Mitte März wurde es allmählich wärmer. Tauwetter setzte ein und verwandelte das Gelände um Waltham in Morast. Ständig blieb man mit den Füßen im tiefen Matsch stecken. Mit Pferden kam man kaum schneller voran. Und mit Fuhrwerken gar nicht mehr, da die Räder sich sofort im dicken Schlamm festfuhren. Erst als der Monat, der nach dem heidnischen Kriegsgott benannt worden war, sich seinem Ende zuneigte, wurden die Straßen besser, und die Welt konnte wieder nach Waltham kommen. Ein erster Markt wurde auf einem Stück Brachland außerhalb des Dorfes abgehalten. Die Händler brachten außer Vieh, Pferden, Stoffen und Töpferwaren auch Neuigkeiten vom Hof der Plantagenets mit nach Waltham: Der junge König Henry hatte heimlich im Schutz der Dunkelheit das Lager seines Vaters in Chinon in der Normandie verlassen, um auf die Seite des Erzfeindes überzuwechseln. Der Grund dafür war, dass sein Vater ihm nicht die Herrschervollmacht einräumte, die ihm, wie er meinte, zustand. Am 8. März war er am Hof des französischen Königs Ludwig VII. in Chartres eingetroffen, wo man ihn mit offenen Armen empfing. Ludwig versprach dem ältesten Sohn des Mannes, der ihm Eleanor von Aquitanien ausgespannt hatte, ihn künftig in seinem Bestreben um mehr Macht zu unterstützen. Schließlich hatte Henry IL seinen Sohn im letzten Jahr erneut durch Routrou, den Erzbischof von Rouen, in Winchester krönen lassen und damit seinen Anspruch auf Herrschaftspartizipation nochmals bestätigt. Der ältere Henry hatte den Flüchtigen verfolgt, um ihn von diesem Schritt abzuhalten, doch war der junge Henry schneller gewesen. Darüber, wer von den beiden Königen im Recht war, teilten sich die Meinungen. Die einen hielten die Ansprüche des jungen Königs für gerechtfertigt. Die anderen warfen ihm Treulosigkeit und Ungehorsam gegenüber dem Vater vor, der alles tat, um die Zukunft seiner Söhne abzusichern. Zu den Letzteren gehörte Philip.

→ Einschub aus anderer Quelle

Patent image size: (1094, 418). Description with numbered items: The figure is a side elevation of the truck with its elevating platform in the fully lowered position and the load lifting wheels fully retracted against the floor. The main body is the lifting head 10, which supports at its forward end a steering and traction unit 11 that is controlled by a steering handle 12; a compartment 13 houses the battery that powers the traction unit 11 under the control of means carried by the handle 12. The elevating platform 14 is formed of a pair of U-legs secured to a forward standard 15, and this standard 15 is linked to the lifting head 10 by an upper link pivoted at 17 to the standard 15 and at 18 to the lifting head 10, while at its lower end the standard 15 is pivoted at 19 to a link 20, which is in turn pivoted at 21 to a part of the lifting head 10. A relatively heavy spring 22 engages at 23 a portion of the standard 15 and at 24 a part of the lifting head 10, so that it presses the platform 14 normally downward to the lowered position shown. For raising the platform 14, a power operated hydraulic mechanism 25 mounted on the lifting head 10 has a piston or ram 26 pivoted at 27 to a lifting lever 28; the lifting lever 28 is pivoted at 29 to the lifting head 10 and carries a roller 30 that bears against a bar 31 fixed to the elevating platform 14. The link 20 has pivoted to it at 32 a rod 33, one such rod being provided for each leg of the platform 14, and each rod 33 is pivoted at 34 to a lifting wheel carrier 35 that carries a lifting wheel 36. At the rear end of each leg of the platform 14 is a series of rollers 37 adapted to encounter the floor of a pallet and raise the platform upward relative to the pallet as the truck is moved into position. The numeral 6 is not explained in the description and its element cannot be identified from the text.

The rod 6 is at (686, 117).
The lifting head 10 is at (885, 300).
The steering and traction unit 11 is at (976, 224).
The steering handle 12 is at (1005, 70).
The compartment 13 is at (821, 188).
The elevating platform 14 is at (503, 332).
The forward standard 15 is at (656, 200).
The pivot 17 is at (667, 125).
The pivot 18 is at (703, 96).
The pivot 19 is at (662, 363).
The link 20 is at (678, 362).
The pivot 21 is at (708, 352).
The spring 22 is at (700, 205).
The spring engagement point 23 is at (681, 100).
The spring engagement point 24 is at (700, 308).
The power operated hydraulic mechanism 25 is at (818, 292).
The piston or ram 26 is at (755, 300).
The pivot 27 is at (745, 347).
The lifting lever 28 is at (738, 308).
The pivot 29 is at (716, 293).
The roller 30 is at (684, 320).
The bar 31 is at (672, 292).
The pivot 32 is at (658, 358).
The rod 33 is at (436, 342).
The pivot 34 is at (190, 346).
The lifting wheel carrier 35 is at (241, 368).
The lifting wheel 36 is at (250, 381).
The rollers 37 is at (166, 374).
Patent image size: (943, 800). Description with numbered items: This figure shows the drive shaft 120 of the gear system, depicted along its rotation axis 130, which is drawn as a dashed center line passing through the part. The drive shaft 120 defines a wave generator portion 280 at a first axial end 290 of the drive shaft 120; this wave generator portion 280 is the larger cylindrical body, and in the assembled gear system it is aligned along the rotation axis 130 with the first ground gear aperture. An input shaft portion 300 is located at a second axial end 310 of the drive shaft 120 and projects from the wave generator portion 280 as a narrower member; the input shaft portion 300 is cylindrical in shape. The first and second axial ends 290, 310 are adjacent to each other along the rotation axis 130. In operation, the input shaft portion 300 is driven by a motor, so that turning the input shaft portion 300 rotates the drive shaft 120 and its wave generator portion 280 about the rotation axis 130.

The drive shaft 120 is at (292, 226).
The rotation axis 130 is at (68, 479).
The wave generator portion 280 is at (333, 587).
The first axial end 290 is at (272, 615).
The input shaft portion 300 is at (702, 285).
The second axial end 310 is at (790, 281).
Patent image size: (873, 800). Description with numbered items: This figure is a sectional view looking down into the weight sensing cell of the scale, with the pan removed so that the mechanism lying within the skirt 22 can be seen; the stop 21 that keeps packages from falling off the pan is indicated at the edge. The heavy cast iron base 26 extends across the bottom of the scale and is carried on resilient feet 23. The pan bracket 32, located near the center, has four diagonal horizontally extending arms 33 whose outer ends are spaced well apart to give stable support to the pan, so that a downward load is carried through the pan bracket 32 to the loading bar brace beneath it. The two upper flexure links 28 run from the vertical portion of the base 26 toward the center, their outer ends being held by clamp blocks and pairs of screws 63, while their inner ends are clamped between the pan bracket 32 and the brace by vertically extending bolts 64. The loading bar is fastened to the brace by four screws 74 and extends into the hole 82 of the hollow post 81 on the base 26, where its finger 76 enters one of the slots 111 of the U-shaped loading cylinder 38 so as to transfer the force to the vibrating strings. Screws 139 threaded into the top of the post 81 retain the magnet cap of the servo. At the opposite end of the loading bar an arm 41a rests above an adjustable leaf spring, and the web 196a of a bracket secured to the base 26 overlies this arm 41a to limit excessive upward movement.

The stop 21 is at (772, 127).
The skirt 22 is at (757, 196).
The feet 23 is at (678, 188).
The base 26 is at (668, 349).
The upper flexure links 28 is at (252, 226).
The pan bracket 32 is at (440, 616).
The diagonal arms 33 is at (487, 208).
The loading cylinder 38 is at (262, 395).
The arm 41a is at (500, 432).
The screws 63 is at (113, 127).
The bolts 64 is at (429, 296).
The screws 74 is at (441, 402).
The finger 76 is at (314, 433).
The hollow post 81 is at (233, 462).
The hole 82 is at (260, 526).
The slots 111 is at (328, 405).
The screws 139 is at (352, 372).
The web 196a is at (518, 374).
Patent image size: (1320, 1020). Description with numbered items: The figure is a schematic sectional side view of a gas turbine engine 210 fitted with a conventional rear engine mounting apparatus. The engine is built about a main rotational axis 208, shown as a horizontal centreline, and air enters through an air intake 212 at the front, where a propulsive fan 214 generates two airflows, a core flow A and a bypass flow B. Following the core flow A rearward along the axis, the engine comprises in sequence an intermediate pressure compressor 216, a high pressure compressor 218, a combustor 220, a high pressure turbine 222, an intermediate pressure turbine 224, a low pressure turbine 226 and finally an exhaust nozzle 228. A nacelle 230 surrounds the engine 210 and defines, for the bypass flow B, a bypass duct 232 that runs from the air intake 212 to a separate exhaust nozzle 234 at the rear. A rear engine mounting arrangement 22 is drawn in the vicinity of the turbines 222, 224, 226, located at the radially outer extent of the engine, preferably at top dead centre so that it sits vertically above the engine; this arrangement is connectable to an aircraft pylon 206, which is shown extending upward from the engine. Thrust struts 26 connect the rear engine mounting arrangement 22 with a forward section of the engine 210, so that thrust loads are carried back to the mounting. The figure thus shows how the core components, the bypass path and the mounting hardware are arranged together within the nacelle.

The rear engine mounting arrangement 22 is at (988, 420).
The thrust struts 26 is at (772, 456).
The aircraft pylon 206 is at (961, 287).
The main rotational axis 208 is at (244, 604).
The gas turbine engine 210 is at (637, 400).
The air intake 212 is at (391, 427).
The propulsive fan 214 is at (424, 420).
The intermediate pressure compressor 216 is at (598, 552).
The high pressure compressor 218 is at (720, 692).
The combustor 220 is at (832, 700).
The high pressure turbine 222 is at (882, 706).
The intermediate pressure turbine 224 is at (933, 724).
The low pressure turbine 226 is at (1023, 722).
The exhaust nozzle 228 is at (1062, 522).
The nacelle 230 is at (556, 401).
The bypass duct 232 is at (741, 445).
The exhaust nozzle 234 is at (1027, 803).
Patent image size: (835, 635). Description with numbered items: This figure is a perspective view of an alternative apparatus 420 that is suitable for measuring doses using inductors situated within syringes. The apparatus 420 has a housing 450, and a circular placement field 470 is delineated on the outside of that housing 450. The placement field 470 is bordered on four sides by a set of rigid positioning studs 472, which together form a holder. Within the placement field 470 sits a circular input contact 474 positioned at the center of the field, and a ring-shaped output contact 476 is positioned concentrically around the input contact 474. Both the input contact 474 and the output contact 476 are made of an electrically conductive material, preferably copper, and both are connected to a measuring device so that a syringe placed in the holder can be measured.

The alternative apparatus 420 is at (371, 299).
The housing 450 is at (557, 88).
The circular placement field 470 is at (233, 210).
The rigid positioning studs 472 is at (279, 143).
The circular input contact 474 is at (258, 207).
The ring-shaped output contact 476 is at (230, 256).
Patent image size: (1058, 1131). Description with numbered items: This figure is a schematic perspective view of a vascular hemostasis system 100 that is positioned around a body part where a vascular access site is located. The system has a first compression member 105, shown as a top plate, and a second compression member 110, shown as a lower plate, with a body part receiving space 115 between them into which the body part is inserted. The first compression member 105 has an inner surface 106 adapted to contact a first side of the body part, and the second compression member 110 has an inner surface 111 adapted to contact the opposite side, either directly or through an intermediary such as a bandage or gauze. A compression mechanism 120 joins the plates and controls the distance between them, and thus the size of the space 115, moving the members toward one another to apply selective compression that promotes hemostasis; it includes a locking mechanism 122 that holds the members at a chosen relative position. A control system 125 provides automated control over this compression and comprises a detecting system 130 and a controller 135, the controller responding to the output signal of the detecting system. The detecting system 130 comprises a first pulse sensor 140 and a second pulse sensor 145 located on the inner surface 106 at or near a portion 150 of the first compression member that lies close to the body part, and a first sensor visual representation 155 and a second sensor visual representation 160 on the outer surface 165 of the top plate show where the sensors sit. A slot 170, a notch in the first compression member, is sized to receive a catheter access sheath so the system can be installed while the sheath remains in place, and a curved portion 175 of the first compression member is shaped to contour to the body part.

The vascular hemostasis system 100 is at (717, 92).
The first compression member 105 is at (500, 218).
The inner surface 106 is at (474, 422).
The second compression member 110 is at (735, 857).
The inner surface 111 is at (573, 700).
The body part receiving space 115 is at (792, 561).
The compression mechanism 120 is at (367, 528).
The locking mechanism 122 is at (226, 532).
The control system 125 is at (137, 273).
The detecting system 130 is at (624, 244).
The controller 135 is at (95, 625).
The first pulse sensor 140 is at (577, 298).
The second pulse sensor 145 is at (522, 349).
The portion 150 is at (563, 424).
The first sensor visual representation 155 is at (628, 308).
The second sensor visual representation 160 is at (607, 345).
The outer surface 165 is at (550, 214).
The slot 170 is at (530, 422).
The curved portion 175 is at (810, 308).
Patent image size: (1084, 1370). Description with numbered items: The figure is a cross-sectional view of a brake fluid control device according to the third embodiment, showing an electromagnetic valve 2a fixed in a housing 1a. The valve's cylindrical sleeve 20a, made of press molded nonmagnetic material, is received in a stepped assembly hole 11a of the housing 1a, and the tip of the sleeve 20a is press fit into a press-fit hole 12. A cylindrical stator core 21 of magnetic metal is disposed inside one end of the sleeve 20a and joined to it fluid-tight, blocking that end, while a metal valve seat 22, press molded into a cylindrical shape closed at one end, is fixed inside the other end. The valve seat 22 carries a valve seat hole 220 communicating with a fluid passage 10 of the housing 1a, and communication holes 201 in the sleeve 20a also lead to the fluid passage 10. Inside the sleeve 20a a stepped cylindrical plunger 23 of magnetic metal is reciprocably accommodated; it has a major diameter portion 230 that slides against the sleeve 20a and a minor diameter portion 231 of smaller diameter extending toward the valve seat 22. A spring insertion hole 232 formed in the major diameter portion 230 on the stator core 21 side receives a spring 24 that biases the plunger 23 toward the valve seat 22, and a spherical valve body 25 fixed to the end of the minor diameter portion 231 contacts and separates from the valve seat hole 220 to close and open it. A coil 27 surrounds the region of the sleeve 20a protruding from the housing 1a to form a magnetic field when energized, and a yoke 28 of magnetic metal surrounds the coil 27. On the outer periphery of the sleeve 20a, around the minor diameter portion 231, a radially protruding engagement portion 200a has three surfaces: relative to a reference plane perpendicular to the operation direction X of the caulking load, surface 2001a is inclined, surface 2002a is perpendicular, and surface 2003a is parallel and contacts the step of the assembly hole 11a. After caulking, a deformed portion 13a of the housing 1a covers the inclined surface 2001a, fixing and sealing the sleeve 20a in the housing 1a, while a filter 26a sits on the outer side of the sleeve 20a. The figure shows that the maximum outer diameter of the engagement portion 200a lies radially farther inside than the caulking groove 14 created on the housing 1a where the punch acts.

»Wie kann er seinen Vater nur derartig im Stich lassen? Blut ist doch dicker als Wasser! «

Gervasius war der Meinung, dass er zu wenig über die Beteiligten wusste, um sich ein Urteil darüber erlauben zu können.

»Ich schätze, unter diesen Umständen wird Henry nicht so schnell wieder nach London kommen, wenn er jetzt den Konflikt mit seinem Sohn austragen muss.«

Philip zuckte trotzig die Schultern. »Ich kann warten.«

Gervasius strich gedankenverloren über die dünne Narbe, die er von ihrem Pakt zurückbehalten hatte. Das war schon eine seltsame Sache mit dem Blut. Hatte sich etwas zwischen ihnen verändert? Wenn ja, dann nicht zum Besseren. Brüder stritten häufig, das hatte er von den anderen Jungen mitbekommen. Seit sie durch ihr Blut verbunden waren, gab es vermehrt Spannungen zwischen ihnen, ähnlich wie bei den Plantagenets.